Making the move from a company driver to an owner/operator isn’t a decision a professional trucker takes lightly. The preparation involved is enough for some to change their minds and they often find out it’s not exactly what they expected.
Phil Blanchette of North Bay, Ont., however, claims making that decision to become an O/O back in 1998, is a decision he’ll never regret. Blanchette, now 59, has been driving professionally for more than 30 years and has learned a lot along the way. He has no intention of putting his truck in park for good anytime soon.
He claims his interest in becoming an owner/op was thanks in large part to the acquisitions the trucking industry is no stranger to.
“I drove part-time back in 1984,” he said. “I was a company driver for six years at the first fleet I worked for. Then, I left there and I worked for another company where I was home three nights a week, and I liked that, so that worked out pretty well for me. I did that for a couple years and then a big company came in and ate us up and everything changed. So then I started out as a lease/operator and I did that for three years. Eventually, I just turned in my lease, because I just couldn’t get home enough. (The company was in southern Ontario, he lives in North Bay). I went back to the first company I ever worked for and I bought a truck through them and they helped me finance it and that’s where I started.”
Blanchette said the move was a risk, not to mention an expensive endeavor.
“It was a big risk,” he said. “And the first truck I bought, it was older and I probably paid too much for it. But, I had it paid off in 15 months and actually I paid almost as much in repairs as I did for the truck. I paid $30,000 for the truck and it was $18,000 for repairs when all was said and done. It was hard doing that, but once I got a new truck, it was easy. With a new truck, sure you have your truck payments, but you have a new truck. You aren’t going down the road wondering what’s going to break next.”
Today he drives a 2011 Western Star and averages 8 mpg during the summer, and between 6.5 and 7 mpg during the cold winter months. He has been with Bison Transport for almost 12 years.
His advice for those drivers who are thinking about making the leap into the world of business ownership is simple: be committed.
“I asked a lot of questions when I bought the first truck,” he said. “The guy I was working for helped me out a lot and taught me a lot. I also got myself an accountant because that’s pretty much the first thing you have to do. I also don’t drive fast. I chug along. I keep telling guys your money is in your right leg. You’ve got to slow down. This idea of driving as fast as you can to get another load isn’t right. An extra five miles in a day isn’t getting you anywhere or making you any money.
“If you’re going to become an O/O, you have to be committed. There’s always people who say, ‘Ooh. That’s a lot of money,’ when they hear or see an O/O’s paycheque. And it’s a good paycheque but you have to remember out of that paycheque comes your taxes, your truck payment, and your maintenance. You have to be sure that’s what you want to do. Because once you buy that truck, in all likelihood, you’re going to be locked in for five years. So you can’t just walk in because that’s what you want to do. You have to be committed and ask questions, learn, find out what it’s all about before you jump in.”

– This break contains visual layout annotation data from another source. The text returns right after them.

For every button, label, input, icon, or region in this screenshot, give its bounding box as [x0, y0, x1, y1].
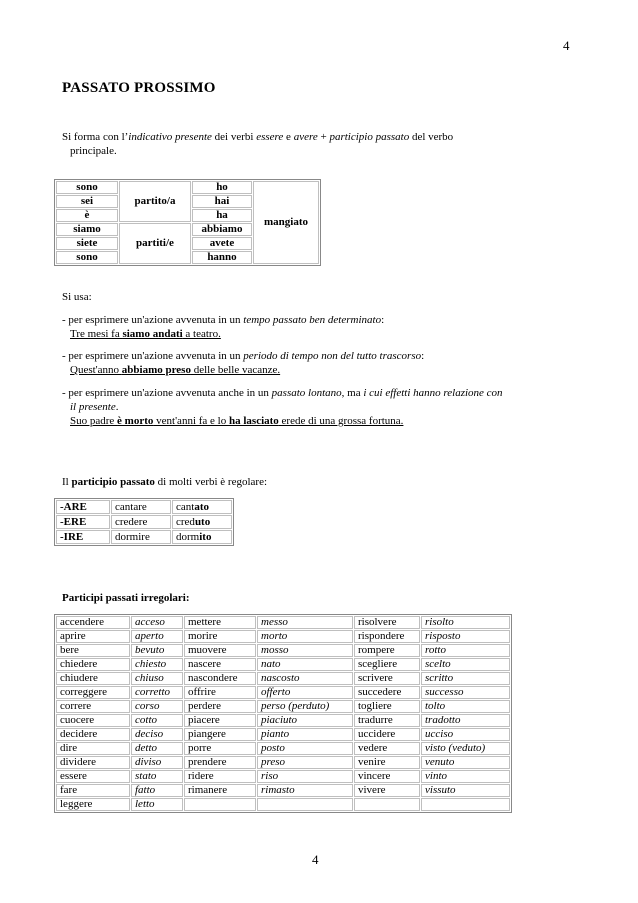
participle-cell: stato — [131, 770, 183, 783]
infinitive-cell: ridere — [184, 770, 256, 783]
participle-cell: cotto — [131, 714, 183, 727]
participle-cell: preso — [257, 756, 353, 769]
infinitive-cell: uccidere — [354, 728, 420, 741]
table-row — [56, 770, 510, 783]
table-row — [56, 728, 510, 741]
irregular-participle-table — [54, 614, 512, 813]
infinitive-cell: nascondere — [184, 672, 256, 685]
avere-form: hai — [192, 195, 252, 208]
participle-cell: nascosto — [257, 672, 353, 685]
infinitive-cell: muovere — [184, 644, 256, 657]
participle-cell — [421, 798, 510, 811]
participle-cell: messo — [257, 616, 353, 629]
partiti-cell: partiti/e — [119, 223, 191, 264]
infinitive-cell: togliere — [354, 700, 420, 713]
participle-cell: pianto — [257, 728, 353, 741]
participle-cell: tolto — [421, 700, 510, 713]
essere-form: sono — [56, 251, 118, 264]
infinitive-cell: perdere — [184, 700, 256, 713]
infinitive-cell: fare — [56, 784, 130, 797]
participle-cell: bevuto — [131, 644, 183, 657]
table-row — [56, 756, 510, 769]
participle-cell: visto (veduto) — [421, 742, 510, 755]
infinitive-cell: prendere — [184, 756, 256, 769]
participle-cell: aperto — [131, 630, 183, 643]
essere-form: è — [56, 209, 118, 222]
irregular-heading: Participi passati irregolari: — [62, 592, 190, 604]
infinitive-cell: accendere — [56, 616, 130, 629]
infinitive-cell: cuocere — [56, 714, 130, 727]
infinitive-cell: vivere — [354, 784, 420, 797]
page-title: PASSATO PROSSIMO — [62, 80, 216, 96]
infinitive: dormire — [111, 530, 171, 544]
participle-cell — [257, 798, 353, 811]
infinitive-cell: dividere — [56, 756, 130, 769]
infinitive-cell: rompere — [354, 644, 420, 657]
infinitive-cell: correggere — [56, 686, 130, 699]
infinitive-cell: rimanere — [184, 784, 256, 797]
participle-cell: detto — [131, 742, 183, 755]
essere-form: siamo — [56, 223, 118, 236]
table-row — [56, 630, 510, 643]
participle-cell: deciso — [131, 728, 183, 741]
participle-cell: posto — [257, 742, 353, 755]
infinitive: credere — [111, 515, 171, 529]
infinitive-cell: decidere — [56, 728, 130, 741]
regular-participle-table — [54, 498, 234, 546]
participle-cell: offerto — [257, 686, 353, 699]
participle: creduto — [172, 515, 232, 529]
infinitive-cell: bere — [56, 644, 130, 657]
infinitive-cell: scrivere — [354, 672, 420, 685]
participle-cell: letto — [131, 798, 183, 811]
infinitive-cell: essere — [56, 770, 130, 783]
infinitive-cell: scegliere — [354, 658, 420, 671]
table-row — [56, 784, 510, 797]
verb-ending: -IRE — [56, 530, 110, 544]
participle-cell: venuto — [421, 756, 510, 769]
infinitive-cell: tradurre — [354, 714, 420, 727]
participle-cell: chiuso — [131, 672, 183, 685]
avere-form: ha — [192, 209, 252, 222]
infinitive-cell: porre — [184, 742, 256, 755]
table-row — [56, 530, 232, 544]
infinitive-cell: vedere — [354, 742, 420, 755]
participle-cell: corso — [131, 700, 183, 713]
infinitive-cell: nascere — [184, 658, 256, 671]
participle-cell: vinto — [421, 770, 510, 783]
intro-paragraph: Si forma con l’indicativo presente dei verbi essere e avere + participio passato del verbo principale. — [62, 131, 454, 157]
infinitive-cell: morire — [184, 630, 256, 643]
table-row — [56, 798, 510, 811]
participle-cell: ucciso — [421, 728, 510, 741]
infinitive-cell: venire — [354, 756, 420, 769]
participle-cell: tradotto — [421, 714, 510, 727]
conjugation-table — [54, 179, 321, 266]
participle-cell: successo — [421, 686, 510, 699]
participle-cell: risposto — [421, 630, 510, 643]
infinitive-cell: piacere — [184, 714, 256, 727]
use-item-1: - per esprimere un'azione avvenuta in un tempo passato ben determinato: Tre mesi fa siamo andati a teatro. — [62, 314, 385, 340]
participle-cell: mosso — [257, 644, 353, 657]
infinitive-cell — [354, 798, 420, 811]
regular-intro: Il participio passato di molti verbi è regolare: — [62, 476, 268, 488]
participle-cell: acceso — [131, 616, 183, 629]
participle-cell: rimasto — [257, 784, 353, 797]
table-row — [56, 686, 510, 699]
participle-cell: vissuto — [421, 784, 510, 797]
verb-ending: -ARE — [56, 500, 110, 514]
page-number-top: 4 — [563, 38, 570, 53]
infinitive-cell: rispondere — [354, 630, 420, 643]
avere-form: hanno — [192, 251, 252, 264]
essere-form: sei — [56, 195, 118, 208]
infinitive-cell: risolvere — [354, 616, 420, 629]
verb-ending: -ERE — [56, 515, 110, 529]
mangiato-cell: mangiato — [253, 181, 319, 264]
infinitive: cantare — [111, 500, 171, 514]
table-row — [56, 500, 232, 514]
avere-form: abbiamo — [192, 223, 252, 236]
table-row — [56, 672, 510, 685]
participle-cell: riso — [257, 770, 353, 783]
use-item-3: - per esprimere un'azione avvenuta anche in un passato lontano, ma i cui effetti hanno relazione con il presente. Suo padre è morto vent'anni fa e lo ha lasciato erede di una grossa fortuna. — [62, 387, 503, 427]
essere-form: sono — [56, 181, 118, 194]
table-row — [56, 742, 510, 755]
infinitive-cell: aprire — [56, 630, 130, 643]
table-row — [56, 714, 510, 727]
infinitive-cell: chiudere — [56, 672, 130, 685]
infinitive-cell: offrire — [184, 686, 256, 699]
participle-cell: corretto — [131, 686, 183, 699]
essere-form: siete — [56, 237, 118, 250]
participle-cell: perso (perduto) — [257, 700, 353, 713]
participle-cell: scritto — [421, 672, 510, 685]
participle-cell: scelto — [421, 658, 510, 671]
participle-cell: morto — [257, 630, 353, 643]
table-row — [56, 658, 510, 671]
table-row — [56, 700, 510, 713]
infinitive-cell: vincere — [354, 770, 420, 783]
page-number-bottom: 4 — [312, 852, 319, 867]
participle: cantato — [172, 500, 232, 514]
infinitive-cell: correre — [56, 700, 130, 713]
use-item-2: - per esprimere un'azione avvenuta in un periodo di tempo non del tutto trascorso: Quest'anno abbiamo preso delle belle vacanze. — [62, 350, 425, 376]
participle: dormito — [172, 530, 232, 544]
uses-heading: Si usa: — [62, 291, 92, 303]
infinitive-cell: succedere — [354, 686, 420, 699]
table-row — [56, 644, 510, 657]
infinitive-cell — [184, 798, 256, 811]
participle-cell: fatto — [131, 784, 183, 797]
participle-cell: diviso — [131, 756, 183, 769]
participle-cell: piaciuto — [257, 714, 353, 727]
infinitive-cell: chiedere — [56, 658, 130, 671]
participle-cell: rotto — [421, 644, 510, 657]
table-row — [56, 616, 510, 629]
partito-cell: partito/a — [119, 181, 191, 222]
participle-cell: risolto — [421, 616, 510, 629]
participle-cell: nato — [257, 658, 353, 671]
infinitive-cell: dire — [56, 742, 130, 755]
avere-form: avete — [192, 237, 252, 250]
table-row — [56, 515, 232, 529]
avere-form: ho — [192, 181, 252, 194]
infinitive-cell: piangere — [184, 728, 256, 741]
infinitive-cell: leggere — [56, 798, 130, 811]
participle-cell: chiesto — [131, 658, 183, 671]
infinitive-cell: mettere — [184, 616, 256, 629]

This year, Blanchette took another risk and auditioned to become one of the Ontario Trucking Association’s Road Knights. He was nominated after fellow Bison drivers mentioned his name to the safety department because of his healthy curiosity about the program. After the nomination, he was invited by the OTA to present a speech on a safety topic of his choice and earlier this year, it was announced he had made it and was officially named an OTA Road Knight for the 2015-2016 term.
Blanchette said he wants to focus mostly on truck awareness during his two-year stint.
“I hope to teach people about truck awareness,” he said. “And how to conduct yourself when you’re in heavy truck traffic and try to teach them that you can’t stop like you can in a car. I want to educate them about the blind spots and to remind them about how dangerous tailgating is. It’s been a good life. Trucking has treated me well, but there’s always room for improvement.”
He claims the best part of being an O/O is the freedom that comes with owning and operating his own truck, though the time away from home is the same across the board for all professional drivers, and being an owner/op doesn’t exactly mean you’ll be home every weekend.
“When you’re away from home, you know your spouse wishes you never got into this business and that makes it hard,” he said. “But, I’ll never look back, I’ll never regret doing this for a living.”